An adverse witness is defined as "a person who has given
information upon which revocation may be based."
28 C.F.R. § 2.104(a) (1). In this case, the record reveals that the
Commission concluded that there was good cause for not allowing confrontation because,
"other than the information contained in his arrest report,
Officer Cumba provided no evidence as to whether Jackson intended
to distribute heroin. Thus, his presence was not needed and
Jackson did not have the right to confront him." This Court will
not disturb this finding of good cause by the Commission.

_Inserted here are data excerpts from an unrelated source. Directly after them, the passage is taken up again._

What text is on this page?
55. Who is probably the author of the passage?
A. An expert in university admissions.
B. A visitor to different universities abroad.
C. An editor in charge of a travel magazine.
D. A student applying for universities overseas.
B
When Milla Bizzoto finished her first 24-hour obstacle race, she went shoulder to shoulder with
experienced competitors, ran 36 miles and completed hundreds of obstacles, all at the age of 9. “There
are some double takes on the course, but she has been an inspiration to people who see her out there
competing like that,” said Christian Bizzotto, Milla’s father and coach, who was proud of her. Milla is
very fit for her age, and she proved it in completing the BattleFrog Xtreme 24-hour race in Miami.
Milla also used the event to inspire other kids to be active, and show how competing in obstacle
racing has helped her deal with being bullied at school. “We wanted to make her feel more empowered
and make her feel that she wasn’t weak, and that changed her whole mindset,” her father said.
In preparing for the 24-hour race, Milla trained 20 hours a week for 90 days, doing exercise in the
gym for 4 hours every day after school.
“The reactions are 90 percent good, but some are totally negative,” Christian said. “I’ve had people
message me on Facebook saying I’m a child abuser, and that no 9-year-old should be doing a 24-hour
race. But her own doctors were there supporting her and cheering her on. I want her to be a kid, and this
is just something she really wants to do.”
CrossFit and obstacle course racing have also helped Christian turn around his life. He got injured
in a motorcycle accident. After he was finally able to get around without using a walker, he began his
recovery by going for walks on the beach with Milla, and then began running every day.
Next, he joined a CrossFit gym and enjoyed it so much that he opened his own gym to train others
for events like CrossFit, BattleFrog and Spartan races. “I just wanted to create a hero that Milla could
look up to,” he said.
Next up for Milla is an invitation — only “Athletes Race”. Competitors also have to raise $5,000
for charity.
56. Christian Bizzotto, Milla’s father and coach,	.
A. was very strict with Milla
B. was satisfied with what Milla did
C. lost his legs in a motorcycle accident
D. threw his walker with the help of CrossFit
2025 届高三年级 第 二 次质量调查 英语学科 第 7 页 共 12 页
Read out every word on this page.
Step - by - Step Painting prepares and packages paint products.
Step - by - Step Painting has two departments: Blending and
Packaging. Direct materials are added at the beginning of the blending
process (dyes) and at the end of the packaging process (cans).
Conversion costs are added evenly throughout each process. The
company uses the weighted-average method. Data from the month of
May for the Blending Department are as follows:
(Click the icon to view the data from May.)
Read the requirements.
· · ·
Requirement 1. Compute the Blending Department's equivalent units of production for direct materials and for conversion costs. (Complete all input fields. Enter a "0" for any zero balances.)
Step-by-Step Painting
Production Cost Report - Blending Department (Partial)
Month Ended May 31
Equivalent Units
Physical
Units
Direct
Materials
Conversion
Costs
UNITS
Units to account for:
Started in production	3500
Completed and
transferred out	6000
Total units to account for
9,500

In Petitioner's case, the reviewing examiner, with whom the
Commission apparently agreed in rendering its decision,
considered Petitioner's statements and the evidence presented,
and made a credibility determination. The reviewing examiner
clearly set forth findings of fact in the "Memo Regarding
Hearing." Based upon a review of the record, this Court finds
that there was a rational basis for the revocation of
Petitioner's parole. Thus, this Court may not disturb the
findings of the Commission.
Therefore, because there was a rational basis for the
Commission's revocation of parole, and because this Court cannot
review credibility determinations of the Commission, the instant
Petition for a Writ of Habeas Corpus will be denied. Petitioner
has not demonstrated that he is in custody in violation of the
laws or Constitution of the United States. CONCLUSION
For the reasons set forth above, Respondents' Motion to Dismiss
will be denied, however, the Petition will be denied on its
merits. An appropriate order follows.